Linksruck bei Wahl in Dänemark

Kopenhagen (anw/RP) Dänemark steht offenbar vor einem Machtwechsel. Bei der Parlamentswahl zeichnete sich gestern Abend ein Sieg der Oppositionsparteien ab. Nach ersten Ergebnissen könnten die Sozialdemokraten mit ihrer Spitzenkandidatin Helle Thorning-Schmidt und ihre Partner bis zu 92 Sitze im Kopenhagener Parlament, dem Folketing, bekommen. Der bislang regierende Mitte-Rechts-Block käme demnach auf 86 oder 87 Abgeordnete im 179 Sitze umfassenden Parlament.

Damit dürften nach zehn Jahren der wirtschaftlichen Liberalisierung und der Verschärfung der Ausländergesetze die Tage der von den Rechtspopulisten gestützten Minderheitsregierung von Ministerpräsident Lars Løkke Rasmussen gezählt sein. Thorning-Schmidt hat nun gute Chancen, erste Regierungschefin des Landes zu werden.

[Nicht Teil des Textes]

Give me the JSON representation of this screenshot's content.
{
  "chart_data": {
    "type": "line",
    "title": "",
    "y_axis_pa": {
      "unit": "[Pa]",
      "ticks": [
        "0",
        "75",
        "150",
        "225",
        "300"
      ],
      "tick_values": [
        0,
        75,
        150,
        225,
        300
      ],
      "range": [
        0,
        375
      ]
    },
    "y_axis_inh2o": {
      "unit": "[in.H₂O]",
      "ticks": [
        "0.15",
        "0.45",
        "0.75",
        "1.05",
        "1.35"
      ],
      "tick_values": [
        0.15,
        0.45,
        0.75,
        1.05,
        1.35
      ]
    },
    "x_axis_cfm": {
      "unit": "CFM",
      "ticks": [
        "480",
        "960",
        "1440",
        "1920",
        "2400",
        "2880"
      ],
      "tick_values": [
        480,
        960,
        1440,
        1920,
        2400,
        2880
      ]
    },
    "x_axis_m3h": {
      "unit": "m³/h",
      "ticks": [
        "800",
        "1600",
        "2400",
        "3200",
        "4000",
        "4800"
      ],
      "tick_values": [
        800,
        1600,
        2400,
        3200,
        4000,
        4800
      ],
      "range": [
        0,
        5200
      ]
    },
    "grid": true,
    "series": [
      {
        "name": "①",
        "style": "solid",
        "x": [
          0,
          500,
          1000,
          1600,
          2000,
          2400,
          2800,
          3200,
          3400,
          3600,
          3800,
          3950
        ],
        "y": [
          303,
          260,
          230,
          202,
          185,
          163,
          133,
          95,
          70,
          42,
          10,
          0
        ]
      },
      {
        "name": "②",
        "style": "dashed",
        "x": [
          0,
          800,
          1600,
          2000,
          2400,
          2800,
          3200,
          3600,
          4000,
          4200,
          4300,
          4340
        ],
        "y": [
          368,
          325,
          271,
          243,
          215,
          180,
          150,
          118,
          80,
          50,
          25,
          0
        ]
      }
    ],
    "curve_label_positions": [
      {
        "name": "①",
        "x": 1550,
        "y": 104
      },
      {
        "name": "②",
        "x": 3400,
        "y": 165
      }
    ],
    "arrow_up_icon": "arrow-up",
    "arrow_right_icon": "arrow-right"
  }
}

Rasmussen hatte im Wahlkampf argumentiert, seine Regierung habe das Land erfolgreich durch die Finanzkrise gesteuert. Das linke Lager werde bei einem Wahlsieg die Reformen rückgängig machen. Thorning-Schmidt hatte dem Regierungschef im Gegenzug vorgeworfen, das Land höher verschuldet zu haben. "Dänemark braucht den Wandel, Dänemark braucht Bewegung, und Dänemark braucht meine Führungskraft", hatte Thorning-Schmidt gesagt.

Weil es nicht zur Euro-Zone gehört, sind Dänemark die Turbulenzen der Finanzkrise um Griechenland erspart geblieben. Jedoch haben auch dänische Banken Probleme, und die Wirtschaftskrise hat die einstigen Haushaltsüberschüsse in Defizite verwandelt. Im kommenden Jahr dürfte der Fehlbetrag auf 4,6 Prozent der gesamten Wirtschaftsleistung steigen.

Sollte Rasmussen abgewählt werden, würde eine 19 Jahre währende Ära enden, in der das Land einen Regierungschef dieses Namens hatte. Der Amtsinhaber sowie seine unmittelbaren Vorgänger Poul Nyrup Rasmussen und Anders Fogh Rasmussen sind nicht miteinander verwandt. Ihr Name kommt in Dänemark jedoch recht häufig vor.

Thorning-Schmidt ist die Schwiegertochter des früheren britischen Labour-Chefs und späteren EU-Kommissars Neil Kinnock. Ihre potenziellen Bündnispartner sind Sozialisten und Linksliberale. Sollten der erst 1993 der Arbeiterpartei beigetretenen Spitzenkandidatin die Koalitionsgespräche dagegen nicht glücken, gilt ihr Abgang als unausweichlich.